Municipários ligados ao Simpa mantêm greve

Paralisação terá reforço a partir da próxima semana quando educadores voltam do recesso Crédito: Alina Souza

Paralisação terá reforço a partir da próxima semana quando educadores voltam do recesso Crédito: Alina Souza
Correio do Povo

Em greve desde terça-feira, os servidores municipais ligados ao Sindicato dos Municipários de Porto Alegre (Simpa) decidira, em assembleia realizada na manhã desta quinta-feira, manter a paralisação. A partir da próxima semana, a mobilização deve ganhar reforço dos trabalhadores da área da Educação, que retornam de recesso na segunda-feira, quando também devem ocorrer novos atos pela cidade.
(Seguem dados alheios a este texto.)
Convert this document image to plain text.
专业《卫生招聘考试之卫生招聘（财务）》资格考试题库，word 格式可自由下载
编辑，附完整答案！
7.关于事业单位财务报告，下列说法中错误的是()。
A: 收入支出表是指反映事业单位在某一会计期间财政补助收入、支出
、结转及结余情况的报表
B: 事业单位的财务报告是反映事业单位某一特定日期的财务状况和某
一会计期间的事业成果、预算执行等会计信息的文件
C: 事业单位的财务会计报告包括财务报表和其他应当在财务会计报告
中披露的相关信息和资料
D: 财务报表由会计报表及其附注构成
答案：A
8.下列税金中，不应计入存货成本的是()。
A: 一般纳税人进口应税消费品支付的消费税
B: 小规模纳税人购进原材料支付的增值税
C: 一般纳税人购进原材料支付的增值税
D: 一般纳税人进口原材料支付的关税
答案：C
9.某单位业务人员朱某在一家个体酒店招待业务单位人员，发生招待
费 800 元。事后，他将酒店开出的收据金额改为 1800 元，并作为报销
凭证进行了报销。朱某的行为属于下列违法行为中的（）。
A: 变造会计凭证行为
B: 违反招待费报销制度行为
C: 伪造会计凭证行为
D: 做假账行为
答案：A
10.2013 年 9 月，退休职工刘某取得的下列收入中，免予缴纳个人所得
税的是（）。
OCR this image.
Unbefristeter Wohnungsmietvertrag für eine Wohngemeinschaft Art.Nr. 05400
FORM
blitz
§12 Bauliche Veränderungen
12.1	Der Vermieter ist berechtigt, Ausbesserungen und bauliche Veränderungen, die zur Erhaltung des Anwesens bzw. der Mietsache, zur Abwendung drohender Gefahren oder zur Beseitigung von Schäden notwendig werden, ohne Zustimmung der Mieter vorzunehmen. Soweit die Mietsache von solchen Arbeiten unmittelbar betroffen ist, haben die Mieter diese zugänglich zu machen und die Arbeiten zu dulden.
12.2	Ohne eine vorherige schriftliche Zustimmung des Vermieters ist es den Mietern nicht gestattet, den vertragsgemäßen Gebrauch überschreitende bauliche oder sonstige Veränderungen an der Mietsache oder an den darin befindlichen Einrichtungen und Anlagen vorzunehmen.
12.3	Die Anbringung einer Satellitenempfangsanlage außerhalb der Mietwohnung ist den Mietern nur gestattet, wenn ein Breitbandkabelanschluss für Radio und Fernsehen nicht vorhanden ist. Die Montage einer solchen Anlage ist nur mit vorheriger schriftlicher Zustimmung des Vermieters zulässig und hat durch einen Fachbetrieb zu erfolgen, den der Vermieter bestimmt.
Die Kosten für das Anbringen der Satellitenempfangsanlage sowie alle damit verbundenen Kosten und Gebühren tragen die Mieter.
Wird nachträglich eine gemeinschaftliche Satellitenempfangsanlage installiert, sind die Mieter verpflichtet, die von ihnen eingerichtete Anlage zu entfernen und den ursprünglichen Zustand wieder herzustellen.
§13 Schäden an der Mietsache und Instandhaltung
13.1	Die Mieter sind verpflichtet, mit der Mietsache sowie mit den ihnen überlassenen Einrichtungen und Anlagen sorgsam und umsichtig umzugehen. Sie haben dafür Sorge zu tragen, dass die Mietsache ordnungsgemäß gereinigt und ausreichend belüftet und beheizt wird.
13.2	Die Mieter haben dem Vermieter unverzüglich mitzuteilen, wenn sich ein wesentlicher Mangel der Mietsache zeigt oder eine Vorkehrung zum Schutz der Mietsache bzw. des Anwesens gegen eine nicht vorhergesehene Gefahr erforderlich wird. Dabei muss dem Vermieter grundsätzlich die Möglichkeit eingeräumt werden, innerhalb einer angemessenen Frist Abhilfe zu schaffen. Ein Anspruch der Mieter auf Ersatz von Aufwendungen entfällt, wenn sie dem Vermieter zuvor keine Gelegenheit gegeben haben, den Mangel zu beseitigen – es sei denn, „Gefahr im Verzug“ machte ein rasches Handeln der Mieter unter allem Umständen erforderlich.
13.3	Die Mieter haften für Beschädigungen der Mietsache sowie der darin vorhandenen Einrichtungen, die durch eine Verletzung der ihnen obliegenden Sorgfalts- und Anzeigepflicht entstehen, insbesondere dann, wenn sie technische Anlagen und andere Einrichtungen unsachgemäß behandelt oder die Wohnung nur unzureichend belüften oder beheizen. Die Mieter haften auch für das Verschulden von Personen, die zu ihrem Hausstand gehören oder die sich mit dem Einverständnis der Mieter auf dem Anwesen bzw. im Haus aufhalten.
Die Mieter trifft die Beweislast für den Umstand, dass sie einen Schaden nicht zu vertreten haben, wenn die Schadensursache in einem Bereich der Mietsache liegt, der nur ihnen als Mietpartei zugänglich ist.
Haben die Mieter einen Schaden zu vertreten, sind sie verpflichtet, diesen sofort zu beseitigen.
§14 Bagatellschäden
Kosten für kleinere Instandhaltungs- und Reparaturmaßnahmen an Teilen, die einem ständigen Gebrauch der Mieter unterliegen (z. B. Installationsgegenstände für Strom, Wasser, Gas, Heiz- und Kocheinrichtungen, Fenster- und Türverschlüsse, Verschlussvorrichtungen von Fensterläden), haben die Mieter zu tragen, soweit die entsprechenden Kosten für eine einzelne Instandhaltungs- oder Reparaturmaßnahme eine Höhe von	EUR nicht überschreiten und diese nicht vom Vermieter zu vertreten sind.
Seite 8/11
O primeiro deles, de acordo com o diretor-geral do Simpa, Alberto Terres, vai ocorrer às 9h em frente Escola Municipal de Ensino Fundamental Porto Alegre (EPA), na rua Washington Luiz, em um ato em defesa da Educação. Mais tarde, às 14h, os servidores vão se dirigir à Câmara de Vereadores, onde acompanham sessão. Dois projetos que tramitam na Casa impactam diretamente na categoria: o PLC 7, que cria a Previdência Complementar, e o PLC 9, que mexe na incorporação das gratificações.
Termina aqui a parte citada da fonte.